The mechanism ground along, resuming, slowly at first, undemanding, nearly aimless, and then the dark passages loomed up ahead of them and they were lost for a few moments in glimpses of each other and the dawn coming through the windows at the far side of the room. His thoughts were incoherent and all out of context: remembering the crippled saxophone player in the alley and the feel of Owen Edwards’ damp backend and an edifice of triteness used to describe somebody’s one-man sho
w — the one posthumously staged by Andrea in John Tom’s behalf — “the palette caked, the brushes dry …”
He slept for a little while. When he awoke she was still next to him, her head propped against one of the bolsters, smoking a cigarette.
“Do you like this?” he said.
“Of course I like this. Don’t you like this?”
“Yes. Perhaps I just need reassuring.”
“Strange … Do you feel better?” She did not smile; she was altogether serious.
“Yes.”
“I may come to Washington.”
“Really? That would be very nice.”
“Stanley asked me.”
“Stanley’s very nice.”
“He said he could find me a job.”
“I imagine he could. You marry Stanley, by the way — or anyone for that matter — and your problems are ended.”
“What an odd thing to say.”
“Why?”
“Americans are always trying to end all their problems. When the trick is to use them to some advantage.”

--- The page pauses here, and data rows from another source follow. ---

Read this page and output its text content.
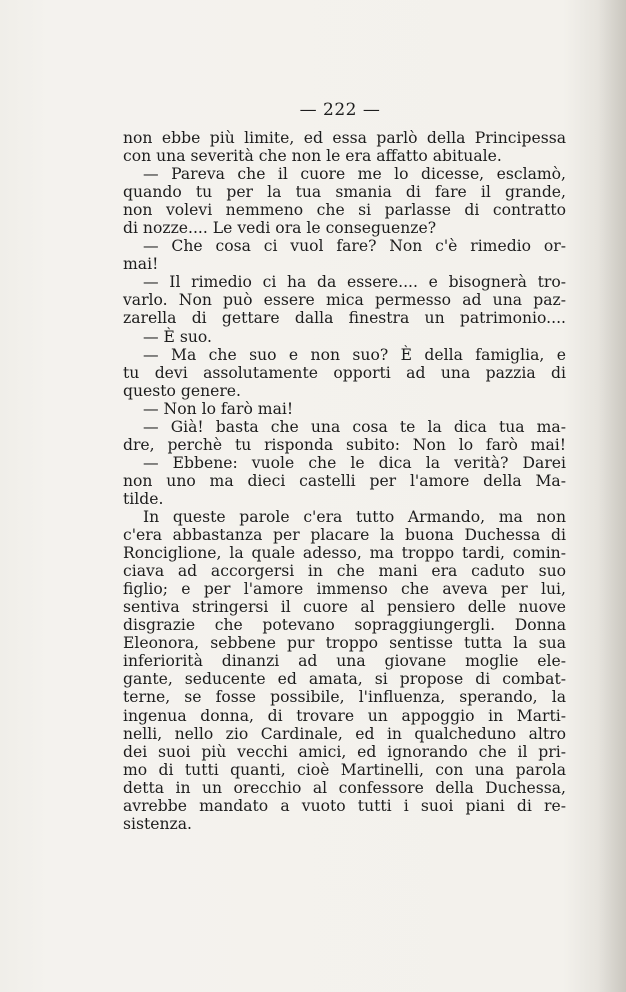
— 222 —
non ebbe più limite, ed essa parlò della Principessa
con una severità che non le era affatto abituale.
— Pareva che il cuore me lo dicesse, esclamò,
quando tu per la tua smania di fare il grande,
non volevi nemmeno che si parlasse di contratto
di nozze.... Le vedi ora le conseguenze?
— Che cosa ci vuol fare? Non c'è rimedio or-
mai!
— Il rimedio ci ha da essere.... e bisognerà tro-
varlo. Non può essere mica permesso ad una paz-
zarella di gettare dalla finestra un patrimonio....
— È suo.
— Ma che suo e non suo? È della famiglia, e
tu devi assolutamente opporti ad una pazzia di
questo genere.
— Non lo farò mai!
— Già! basta che una cosa te la dica tua ma-
dre, perchè tu risponda subito: Non lo farò mai!
— Ebbene: vuole che le dica la verità? Darei
non uno ma dieci castelli per l'amore della Ma-
tilde.
In queste parole c'era tutto Armando, ma non
c'era abbastanza per placare la buona Duchessa di
Ronciglione, la quale adesso, ma troppo tardi, comin-
ciava ad accorgersi in che mani era caduto suo
figlio; e per l'amore immenso che aveva per lui,
sentiva stringersi il cuore al pensiero delle nuove
disgrazie che potevano sopraggiungergli. Donna
Eleonora, sebbene pur troppo sentisse tutta la sua
inferiorità dinanzi ad una giovane moglie ele-
gante, seducente ed amata, si propose di combat-
terne, se fosse possibile, l'influenza, sperando, la
ingenua donna, di trovare un appoggio in Marti-
nelli, nello zio Cardinale, ed in qualcheduno altro
dei suoi più vecchi amici, ed ignorando che il pri-
mo di tutti quanti, cioè Martinelli, con una parola
detta in un orecchio al confessore della Duchessa,
avrebbe mandato a vuoto tutti i suoi piani di re-
sistenza.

“I mean the passport, the citizenship business.”
“Oh yes … I suppose they would be.”
He dozed for a moment, his face resting against her dark shoulders. He heard her talking.
“What?”
“I wouldn’t want to do that, though. For a while at least. Stanley is a very good person and I would want to live with him and no one else …”
He was dimly aware that she was articulating some kind of fundamental approach to life, but he fell to sleep again while she was talking and he could never remember the rest of it. He came awake again about an hour later, and Elsie was now sleeping soundly beside him. He got to his feet and dressed and then stood for a few minutes looking at the girl. He found an old yellow bedspread in a closet and covered her before turning to leave.
The sun was well advanced. The tower clock at the college chimed a half hour, and he looked up to see the time. There were lowlying clouds circling the horizon in the east and they lit up the sky with streaks of amber and blue and fading browns. Driving toward home he began to pass cars crowded with people in Sunday dress and occasional good citizens on foot, and as he approached a church he had to stop for a procession of children, fresh-faced and beautiful in vibrantly colored smocks and gowns and vestments. They passed by, strung out in ones and twos, not talking though irresistibly tempted, vastly excited by the hour and the promise of an Easter Sunday. A pair of scrubbed and faintly smiling nuns tagged along. He thought about his two little girls and how he would have to start in immediately upon his arrival at the house to hide all their beautifully colored eggs. For no reason — and only for a few seconds, really — he began to cry.